The provisional total for COP28 suggests that 97,372 delegates have registered to attend the summit in person. With a further 3,074 attending virtually, this takes the overall total to 100,446.

This comfortably makes the Dubai event the largest COP in history. For comparison, the first climate COP – held in Berlin in 1995 – had 3,969 delegates.

Last year’s COP in Sharm El-Sheikh received almost 50,000 delegates, which put it some distance ahead of the 38,000 that attended COP26 in Glasgow in 2021. It highlights a trend of increasing participation at climate COPs following a dip in attendance after the peak of COP21 in Paris in 2015, according to reports from Carbon Brief.

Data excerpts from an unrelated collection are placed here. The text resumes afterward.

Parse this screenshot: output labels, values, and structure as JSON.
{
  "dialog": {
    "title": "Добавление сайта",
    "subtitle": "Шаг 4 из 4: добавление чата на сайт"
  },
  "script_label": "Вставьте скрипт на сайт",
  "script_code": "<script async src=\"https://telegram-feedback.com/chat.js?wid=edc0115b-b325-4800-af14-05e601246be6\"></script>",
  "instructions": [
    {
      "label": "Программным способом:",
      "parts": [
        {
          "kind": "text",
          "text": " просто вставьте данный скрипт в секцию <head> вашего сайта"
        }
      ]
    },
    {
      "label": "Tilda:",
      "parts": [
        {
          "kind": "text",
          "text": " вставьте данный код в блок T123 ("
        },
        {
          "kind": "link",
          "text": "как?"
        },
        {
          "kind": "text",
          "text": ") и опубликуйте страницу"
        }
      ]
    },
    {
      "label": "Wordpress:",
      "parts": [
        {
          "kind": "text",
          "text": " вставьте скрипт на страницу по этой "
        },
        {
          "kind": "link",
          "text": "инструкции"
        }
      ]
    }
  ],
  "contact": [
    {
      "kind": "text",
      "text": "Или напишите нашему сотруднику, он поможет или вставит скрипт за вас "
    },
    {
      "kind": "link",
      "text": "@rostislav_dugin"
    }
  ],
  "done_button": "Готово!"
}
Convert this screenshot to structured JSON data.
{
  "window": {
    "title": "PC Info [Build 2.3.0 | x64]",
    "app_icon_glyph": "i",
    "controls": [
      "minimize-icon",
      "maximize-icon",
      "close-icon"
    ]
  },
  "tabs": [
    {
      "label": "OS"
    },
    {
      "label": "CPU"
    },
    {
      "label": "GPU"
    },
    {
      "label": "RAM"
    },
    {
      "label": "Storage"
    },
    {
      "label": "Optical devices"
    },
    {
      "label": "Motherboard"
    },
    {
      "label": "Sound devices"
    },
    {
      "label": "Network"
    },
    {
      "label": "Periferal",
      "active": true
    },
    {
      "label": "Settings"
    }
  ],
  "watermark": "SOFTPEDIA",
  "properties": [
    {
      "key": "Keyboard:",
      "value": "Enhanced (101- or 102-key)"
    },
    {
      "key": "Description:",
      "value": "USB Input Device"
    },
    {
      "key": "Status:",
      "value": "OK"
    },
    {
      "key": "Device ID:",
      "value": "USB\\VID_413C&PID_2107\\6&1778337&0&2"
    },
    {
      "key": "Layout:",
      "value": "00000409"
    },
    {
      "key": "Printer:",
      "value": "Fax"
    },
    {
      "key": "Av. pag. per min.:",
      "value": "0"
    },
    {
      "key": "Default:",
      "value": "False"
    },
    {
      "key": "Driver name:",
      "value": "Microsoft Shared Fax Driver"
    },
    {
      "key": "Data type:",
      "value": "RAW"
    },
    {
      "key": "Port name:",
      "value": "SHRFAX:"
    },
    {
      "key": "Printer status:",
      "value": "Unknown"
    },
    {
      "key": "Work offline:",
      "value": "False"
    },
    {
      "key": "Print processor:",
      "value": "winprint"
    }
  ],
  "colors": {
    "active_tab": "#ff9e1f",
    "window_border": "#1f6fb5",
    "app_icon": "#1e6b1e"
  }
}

It appears Dubai’s tourist attractions might have contributed to the spike in participants of all sorts – management, media, and main participants.

Who will not want to be in Dubai? After all, COP or not, it’s a party.

The Media Team

While the Management staff may either be an innocent misnomer or an intentional misinformation by the Nigerian government, the Nigerian media appeared to be more transparent.

What about their number? Too many or too few?

Reporters from Nigeria were less than 1% (0.9%) of all Media representatives to the conference, sorry, conference of parties.

In all, Nigeria’s media team had 36 persons among the total 3,973 media functionaries in Dubai. Women were a third of Nigeria’s participants, with only 11 women among the 36-man media team from the country.

The Main Team

President Bola Ahmed Tinubu led 590 parties and 821 parties overflow, a total of 1,411 state-sponsored participants, to the Dubai Party.

His delegation to COP, his first, has been described as outsized, unnecessary, and wasteful because it costs millions of dollars, or billions of Naira, in flights, per diem of officials, hotel accommodation, and many other indirect economic losses on the country’s struggling economy.

Tinubu was not a big fan of green energy transitions until he became the President of Nigeria, reports show.

“We need to tell the West, if you don’t guarantee our finances and work with us to stop this, we are not going to comply with your climate change.

“We are a poor nation. They say we need to plant more trees and they are not giving us money,” Tinubu said in October 2022, a throwback by Peoples Gazette revealed.

However, President Tinubu, whose interest seem to be in a financially beneficial alliance with the West on green energy efforts, declared at COP 28: “We are committed to critical steps to reduce methane emissions by ensuring gas flaring is eliminated. There is a huge penalty for that. There is equally a huge incentive to do so.”.

It appears one does not need 1,411 people to accompany one to say this, considering the country’s state of economic health.

On the other hand, how many delegates are enough for COP 28? How many are too few? How many are too much?

Dataphyte analysis shows that the country’s delegation matched its proportion of the population.

Nigeria’s population is 2.8% of the world’s population, and it sent 2.7% of the COP 28 delegates to represent it.

However, if land area directly concerns a country’s options for green energy transitions and climate change effects, Nigeria has less than 1% (0.7%) of the world’s land mass.

Should it have sent about 0.7% of the 51,695 total parties to COP 28? It appears 362 delegates would not be too few.

Well, we can only determine how much of human, bilateral, and policy investments Nigeria needs to invest in its environmental concerns when we get into the main thing.

This comes first to give us a measured assessment of our diplomatic teams to the COP 28 – the management team, the media team, and the main team.

We’ll come back with the main thing, as the COP 28 approaches a conclusive end.

Till then, have a green and serene weekend rest!